So whether your self-esteem is chronically low or you are just experiencing a trough at the moment, this book provides 365 tips to motivate you to assert your needs and develop your potential for success and happiness.
How to use the Self-Esteem Bible
The format of this book is very user-friendly, so you can use it in any way you like. You may want to read one tip a day, read the whole book at once and devise your own plan, or simply dip into it as and when you need it.
Although there is one tip for every day of the year, you will notice that there are no specific time guidelines for completing them. This is because you will be working at your own individual pace. Sometimes you will ignore a tip that is not relevant to you or your lifestyle, and at other times you will want to spend a week or longer working on an exercise. You decide where and when you want to linger. Some tips contain exercises and are therefore a little longer than others, but most are short and will be quick and easy to put straight into practice.

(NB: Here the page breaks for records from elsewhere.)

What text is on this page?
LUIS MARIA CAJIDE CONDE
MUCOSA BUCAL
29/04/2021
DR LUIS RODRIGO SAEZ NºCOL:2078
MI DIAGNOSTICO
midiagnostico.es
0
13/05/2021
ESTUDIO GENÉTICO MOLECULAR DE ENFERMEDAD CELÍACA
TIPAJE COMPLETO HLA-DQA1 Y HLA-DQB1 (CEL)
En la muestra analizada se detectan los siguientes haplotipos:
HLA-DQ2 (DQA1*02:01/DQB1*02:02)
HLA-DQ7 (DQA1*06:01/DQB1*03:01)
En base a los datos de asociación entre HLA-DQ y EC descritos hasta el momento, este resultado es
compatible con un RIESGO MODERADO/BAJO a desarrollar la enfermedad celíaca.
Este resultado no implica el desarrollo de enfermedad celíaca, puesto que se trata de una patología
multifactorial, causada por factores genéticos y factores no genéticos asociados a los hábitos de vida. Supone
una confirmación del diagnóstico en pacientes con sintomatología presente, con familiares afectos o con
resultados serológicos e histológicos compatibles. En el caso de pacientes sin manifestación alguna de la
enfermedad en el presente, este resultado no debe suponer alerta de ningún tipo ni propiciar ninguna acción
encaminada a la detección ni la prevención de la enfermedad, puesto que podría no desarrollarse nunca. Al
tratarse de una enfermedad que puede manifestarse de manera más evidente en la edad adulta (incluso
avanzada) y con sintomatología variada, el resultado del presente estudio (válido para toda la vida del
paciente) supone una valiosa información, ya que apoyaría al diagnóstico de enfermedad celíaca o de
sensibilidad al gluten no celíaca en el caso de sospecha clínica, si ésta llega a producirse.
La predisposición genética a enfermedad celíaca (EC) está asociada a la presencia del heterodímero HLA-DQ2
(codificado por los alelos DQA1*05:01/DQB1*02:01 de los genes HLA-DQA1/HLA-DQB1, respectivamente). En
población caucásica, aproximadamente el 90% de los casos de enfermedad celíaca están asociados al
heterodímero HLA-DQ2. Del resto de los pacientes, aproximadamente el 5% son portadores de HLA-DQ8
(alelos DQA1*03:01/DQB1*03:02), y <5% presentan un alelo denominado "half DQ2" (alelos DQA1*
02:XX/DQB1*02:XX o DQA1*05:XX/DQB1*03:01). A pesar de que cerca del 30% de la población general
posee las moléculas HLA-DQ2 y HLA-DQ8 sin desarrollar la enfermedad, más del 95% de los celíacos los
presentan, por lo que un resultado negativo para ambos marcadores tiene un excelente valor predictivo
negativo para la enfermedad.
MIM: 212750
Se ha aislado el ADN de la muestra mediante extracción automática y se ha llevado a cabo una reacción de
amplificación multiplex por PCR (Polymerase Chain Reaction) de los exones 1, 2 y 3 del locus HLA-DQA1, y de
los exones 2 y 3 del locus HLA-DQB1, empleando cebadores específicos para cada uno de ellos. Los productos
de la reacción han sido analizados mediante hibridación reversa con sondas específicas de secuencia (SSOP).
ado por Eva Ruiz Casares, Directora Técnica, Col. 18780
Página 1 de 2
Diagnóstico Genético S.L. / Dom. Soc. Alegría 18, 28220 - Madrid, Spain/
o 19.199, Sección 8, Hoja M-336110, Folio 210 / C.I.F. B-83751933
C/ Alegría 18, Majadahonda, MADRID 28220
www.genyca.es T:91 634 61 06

The book is divided into four parts, each covering a different area. Part 1 is concerned with health, as your physical and mental health lays the foundation for the other self-esteem building work that follows. Our self-esteem is always more fragile when we are sick or tired as our defences are down and we don’t have our usual capacity to deal with put-downs. So the first step is to get yourself in tip-top condition.
Part 2 deals with personal development; this will equip you with the personal power you need to work on your relationships with others, your career and any other area of your life.
Part 3 looks at how you can form and maintain healthy, positive relationships. This will be helpful if you are being taken for granted, ignored, rejected or unfairly criticized by others, or if your low self-esteem is sabotaging your relationships.